30.8.13

Némésis – Philip Roth



Némésis sera-t-il le dernier roman jamais publié par Philip Roth ? Sans doute à en croire les déclarations mêmes de l’auteur aux Inrockuptibles (voir http://www.lesinrocks.com/2012/10/07/livres/philip-roth-nemesis-sera-mon-dernier-livre-11310126/) et confirmées ensuite par son éditeur. Arrivé à l’âge de soixante-dix-huit ans, Philip Roth ne se sent plus l’énergie de composer avec la frustration de devoir se battre avec les brouillons, les multiples tentatives jusqu’à trouver la bonne formulation, la bonne linéarité ou la bonne idée. Il préfère désormais se consacrer à la préparation de se mémoires afin que son biographe (car il ne doute pas un seul instant qu’une fois mort on voudra à tout prix écrire sa biographie) dispose d’un matériau le plus juste et complet possible.
Némésis est ainsi le quatrième et dernier volume du cycle « Nemeses » (qui signifie fatalité en américain) après « Un Homme », « Indignation » et « Le Rabaissement ». Un cycle où il est question du comportement face à la mort et aux multiples menaces qui remettent régulièrement nos existence en cause.

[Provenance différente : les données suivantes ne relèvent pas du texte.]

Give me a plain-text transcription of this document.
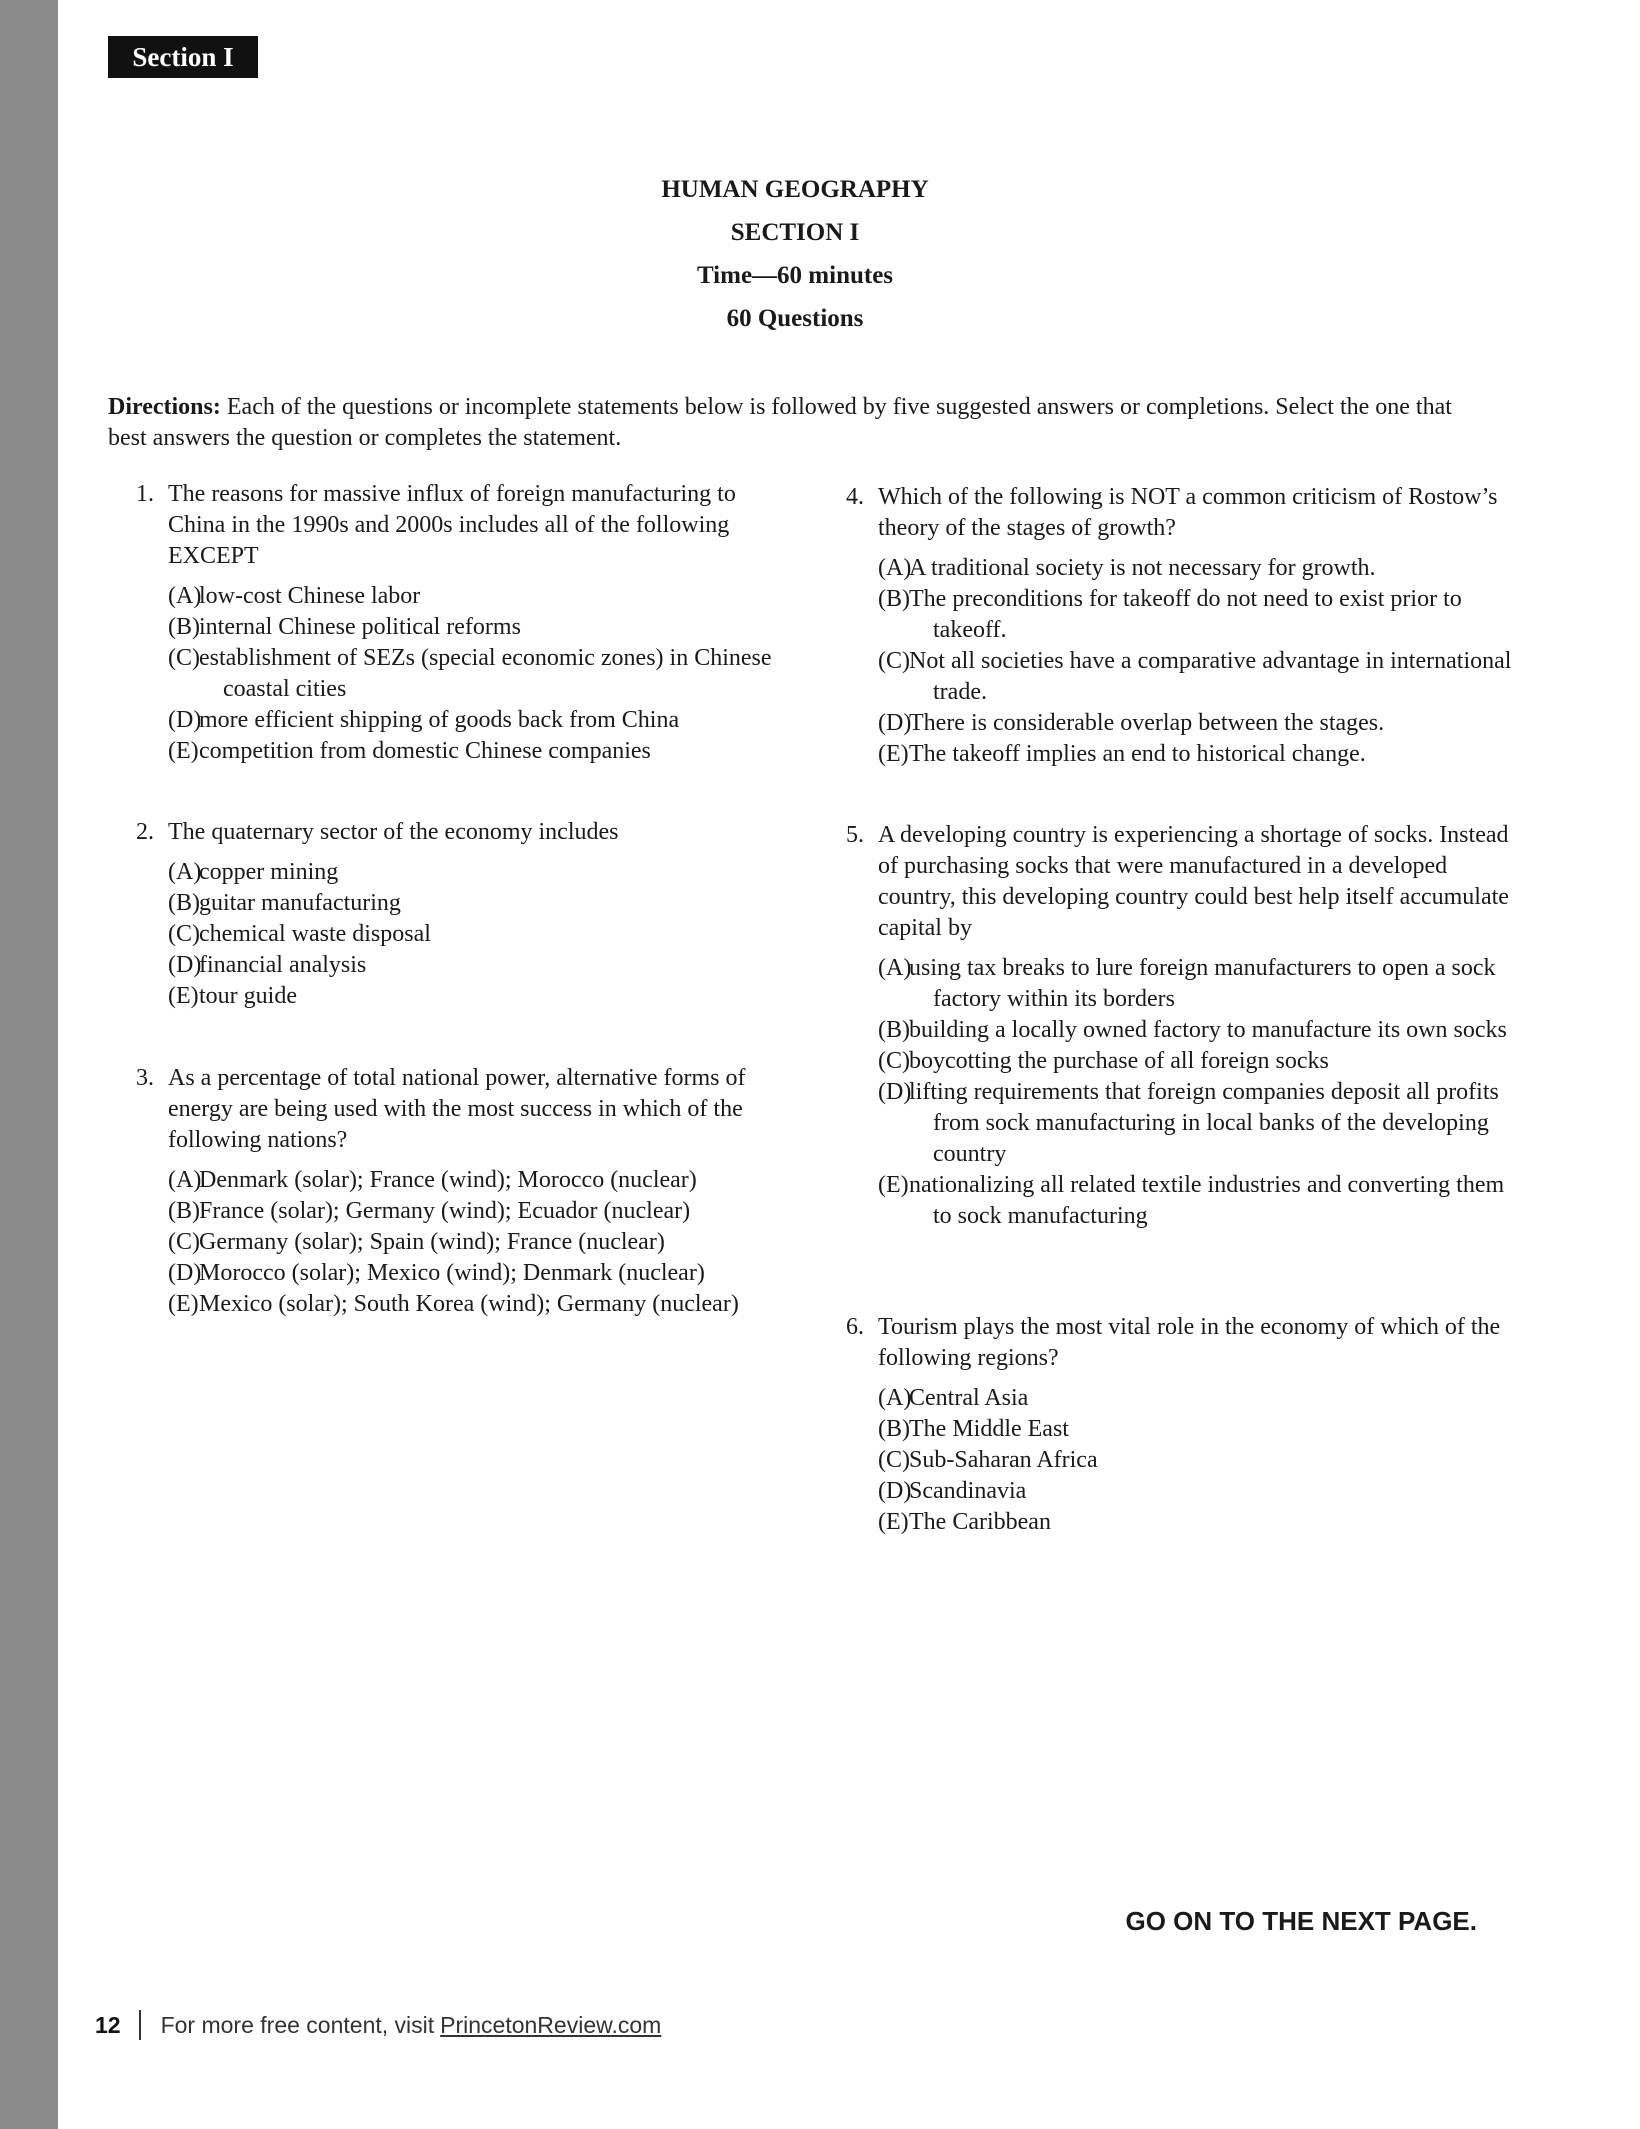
Section I
HUMAN GEOGRAPHY
SECTION I
Time—60 minutes
60 Questions
Directions: Each of the questions or incomplete statements below is followed by five suggested answers or completions. Select the one that best answers the question or completes the statement.
1. The reasons for massive influx of foreign manufacturing to China in the 1990s and 2000s includes all of the following EXCEPT
(A)
low-cost Chinese labor
(B) internal Chinese political reforms
(C) establishment of SEZs (special economic zones) in Chinese coastal cities
(D)
more efficient shipping of goods back from China
(E) competition from domestic Chinese companies
2. The quaternary sector of the economy includes
(A)
copper mining
(B) guitar manufacturing
(C) chemical waste disposal
(D)
financial analysis
(E) tour guide
3. As a percentage of total national power, alternative forms of energy are being used with the most success in which of the following nations?
(A)
Denmark (solar); France (wind); Morocco (nuclear)
(B) France (solar); Germany (wind); Ecuador (nuclear)
(C) Germany (solar); Spain (wind); France (nuclear)
(D)
Morocco (solar); Mexico (wind); Denmark (nuclear)
(E) Mexico (solar); South Korea (wind); Germany (nuclear)
4. Which of the following is NOT a common criticism of Rostow’s theory of the stages of growth?
(A)
A traditional society is not necessary for growth.
(B) The preconditions for takeoff do not need to exist prior to takeoff.
(C) Not all societies have a comparative advantage in international trade.
(D)
There is considerable overlap between the stages.
(E) The takeoff implies an end to historical change.
5. A developing country is experiencing a shortage of socks. Instead of purchasing socks that were manufactured in a developed country, this developing country could best help itself accumulate capital by
(A)
using tax breaks to lure foreign manufacturers to open a sock factory within its borders
(B) building a locally owned factory to manufacture its own socks
(C) boycotting the purchase of all foreign socks
(D)
lifting requirements that foreign companies deposit all profits from sock manufacturing in local banks of the developing country
(E) nationalizing all related textile industries and converting them to sock manufacturing
6. Tourism plays the most vital role in the economy of which of the following regions?
(A)
Central Asia
(B) The Middle East
(C) Sub-Saharan Africa
(D)
Scandinavia
(E) The Caribbean
GO ON TO THE NEXT PAGE.
12 For more free content, visit PrincetonReview.com
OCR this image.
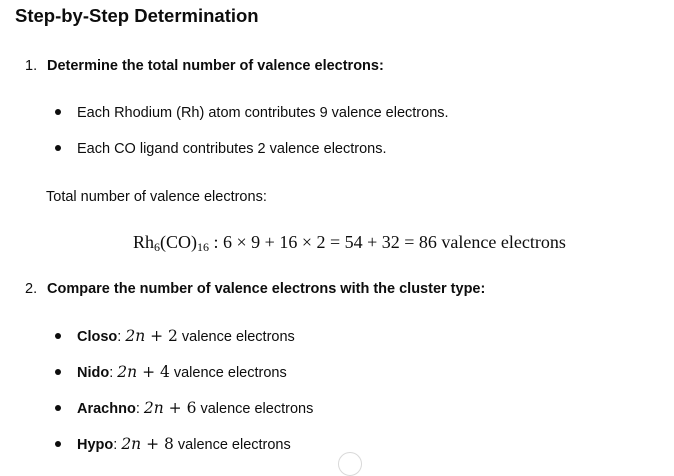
Step-by-Step Determination
1. Determine the total number of valence electrons:
Each Rhodium (Rh) atom contributes 9 valence electrons.
Each CO ligand contributes 2 valence electrons.
Total number of valence electrons:
$Rh_6(CO)_{16}$ : 6 × 9 + 16 × 2 = 54 + 32 = 86 valence electrons
2. Compare the number of valence electrons with the cluster type:
Closo: 2n + 2 valence electrons
Nido: 2n + 4 valence electrons
Arachno: 2n + 6 valence electrons
Hypo: 2n + 8 valence electrons
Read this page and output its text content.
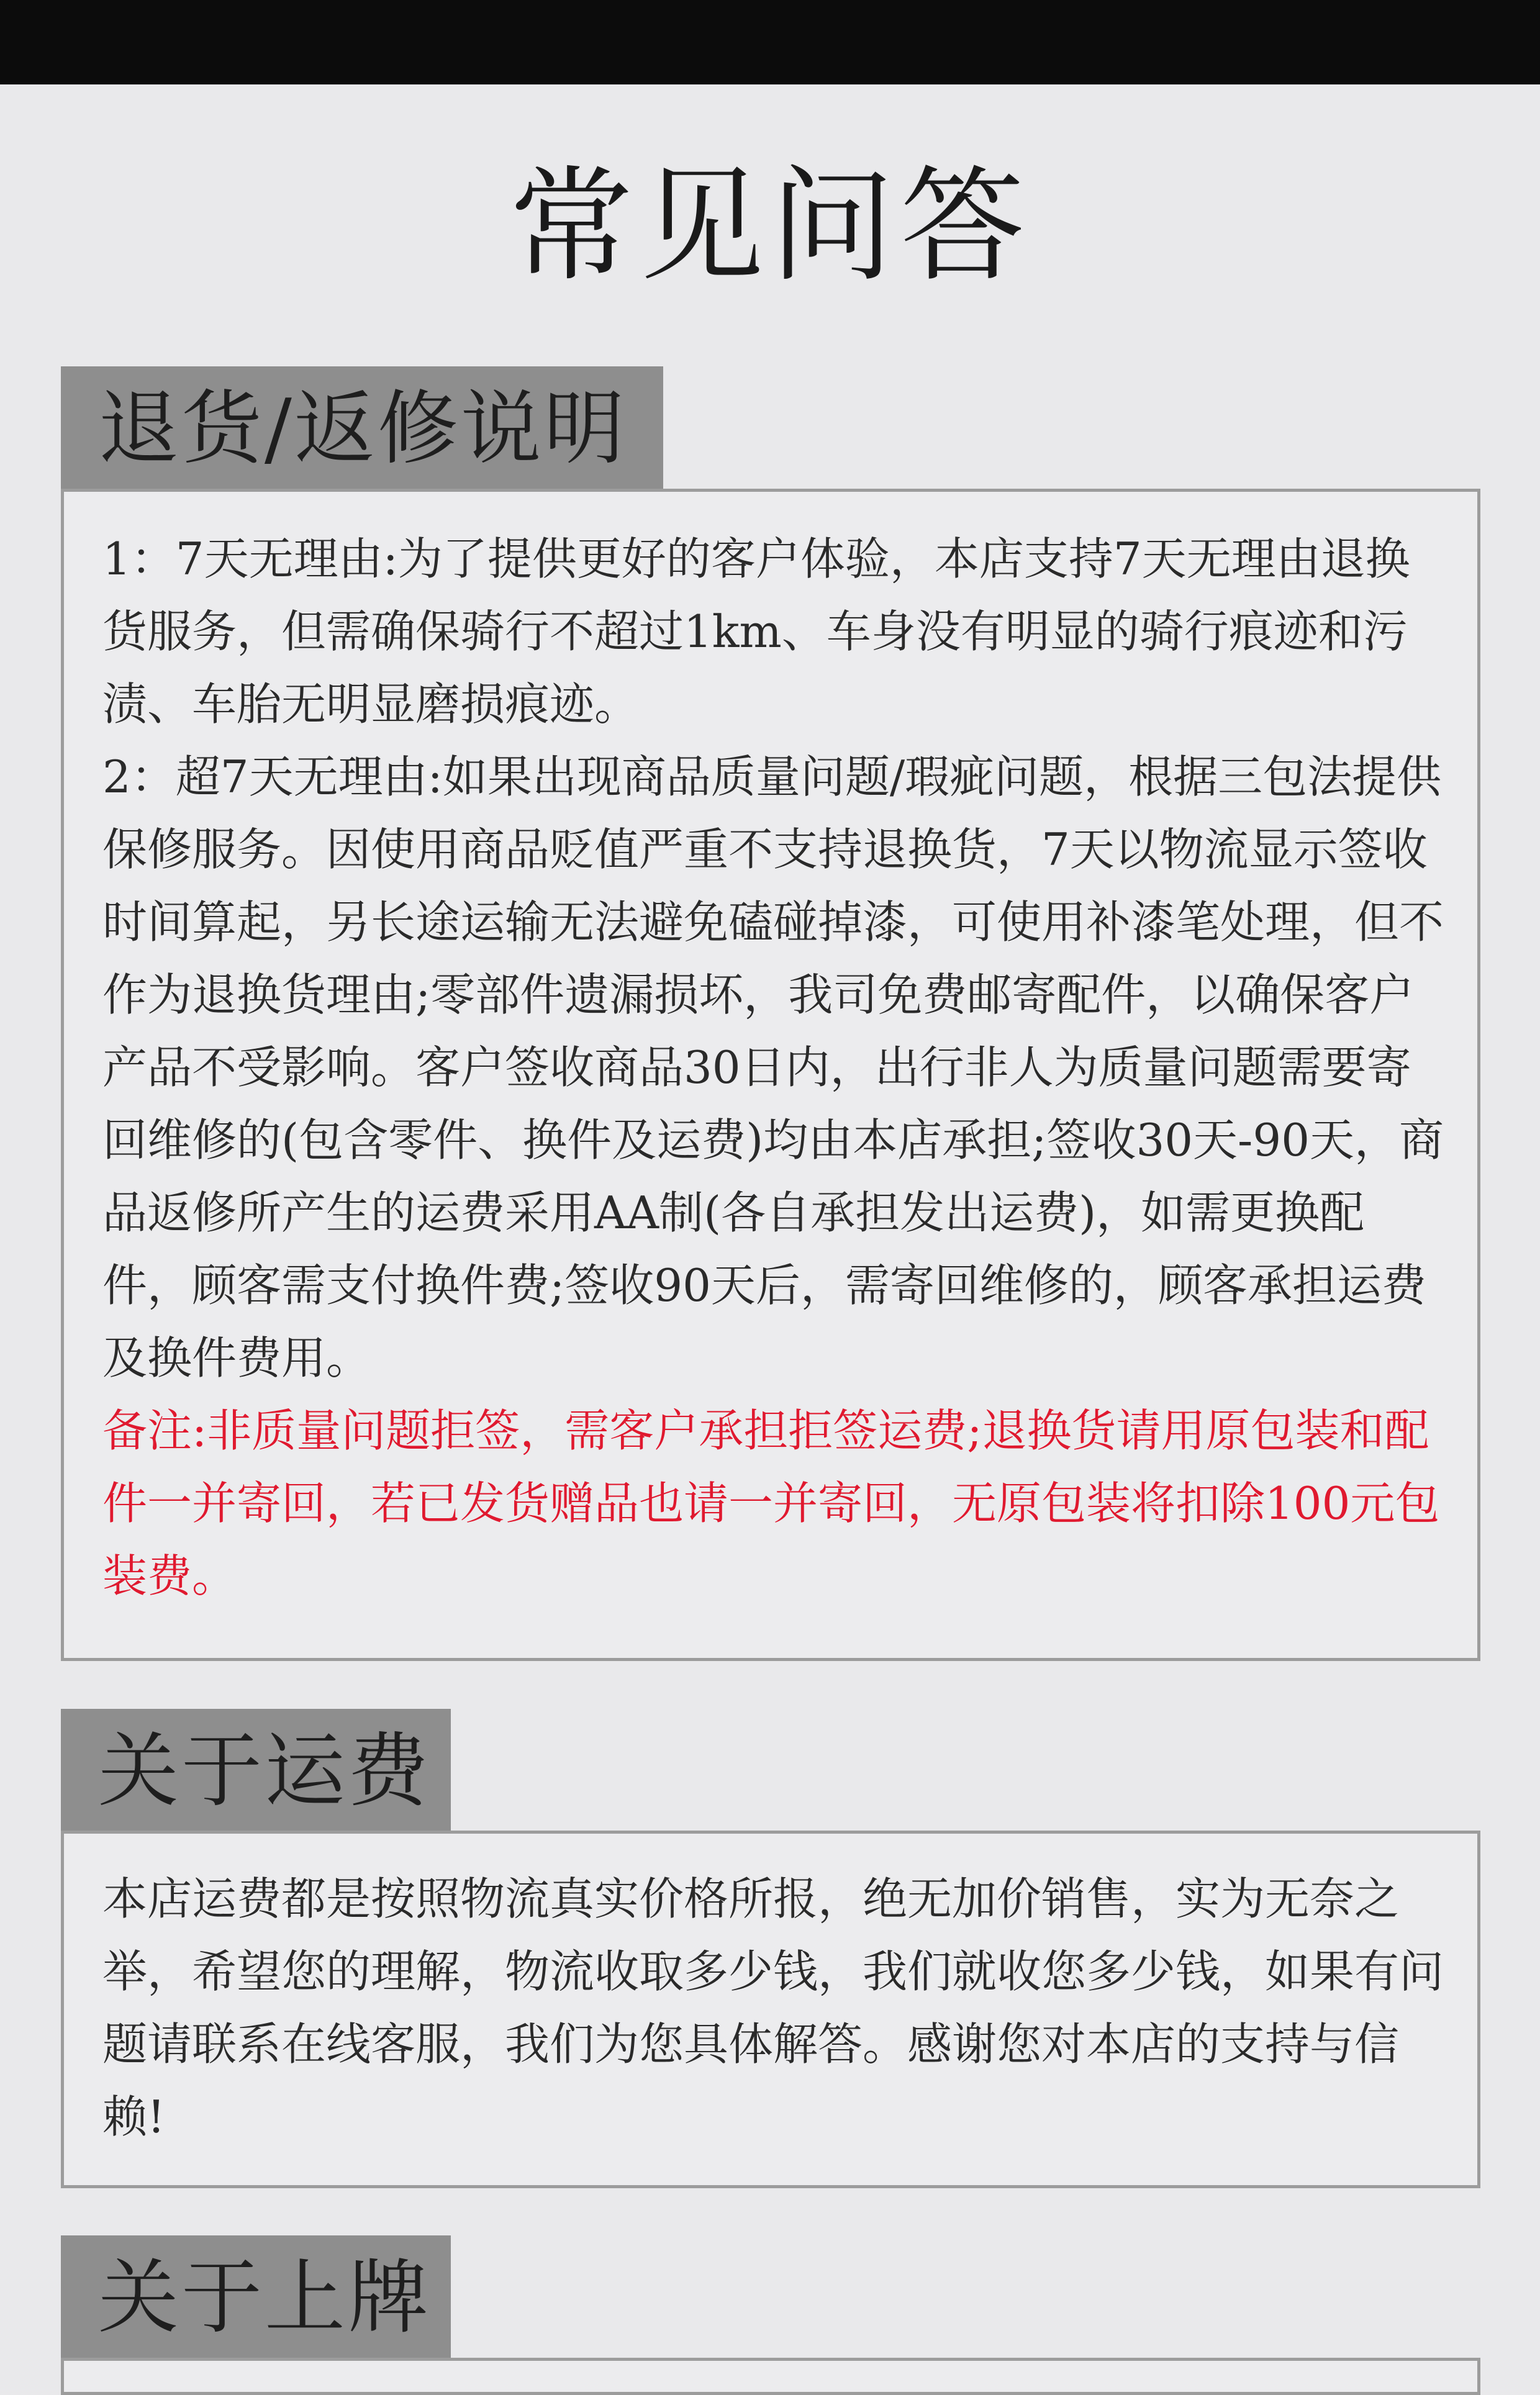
常见问答
退货/返修说明

1：7天无理由:为了提供更好的客户体验，本店支持7天无理由退换货服务，但需确保骑行不超过1km、车身没有明显的骑行痕迹和污渍、车胎无明显磨损痕迹。

2：超7天无理由:如果出现商品质量问题/瑕疵问题，根据三包法提供保修服务。因使用商品贬值严重不支持退换货，7天以物流显示签收时间算起，另长途运输无法避免磕碰掉漆，可使用补漆笔处理，但不作为退换货理由;零部件遗漏损坏，我司免费邮寄配件，以确保客户产品不受影响。客户签收商品30日内，出行非人为质量问题需要寄回维修的(包含零件、换件及运费)均由本店承担;签收30天-90天，商品返修所产生的运费采用AA制(各自承担发出运费)，如需更换配件，顾客需支付换件费;签收90天后，需寄回维修的，顾客承担运费及换件费用。

备注:非质量问题拒签，需客户承担拒签运费;退换货请用原包装和配件一并寄回，若已发货赠品也请一并寄回，无原包装将扣除100元包装费。

关于运费

本店运费都是按照物流真实价格所报，绝无加价销售，实为无奈之举，希望您的理解，物流收取多少钱，我们就收您多少钱，如果有问题请联系在线客服，我们为您具体解答。感谢您对本店的支持与信赖!

关于上牌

Ici, c’est en repensant aux épidémies de polio qui, chaque été, frappaient dans son enfance, jusqu’à l’invention du vaccin en 1955, que Roth construit un roman superbe et d’une architecture totalement maîtrisée.
L’Amérique de 1943 dans la ville de Newark se trouve confrontée à un double défi. D’un côté, sortir du piège de la guerre du Pacifique puis de l’engagement armé en Europe alors que chaque semaine, des familles de la communauté juive de la ville doivent composer avec l’information tant redoutée : celle d’un fils, d’un frère, d’un mari ou d’un amant tombé au front. De l’autre, une épidémie de polio qui frappe de plus en plus brutalement les enfants de tout milieu et de toute religion.

Bucky Cantor a décidé de faire front à sa façon. En tant que jeune Directeur des terrains de jeu de la ville, il conserve son calme et continue d’organiser les activités sportives des enfants dont il a la charge tout en renforçant les mesures sanitaires de sécurité. Pourtant, les gamins commenceront à tomber comme des mouches.
Sur l’insistance de sa fiancée, institutrice et monitrice d’un camp de jeunesse situé à l’abri des miasmes en altitude, Bucky finira par accepter de venir la rejoindre pour remplacer un professeur de sport appelé sous les drapeaux. Il deviendra alors malgré lui le vecteur du malheur pour les jeunes dont il est responsable et pour lui-même.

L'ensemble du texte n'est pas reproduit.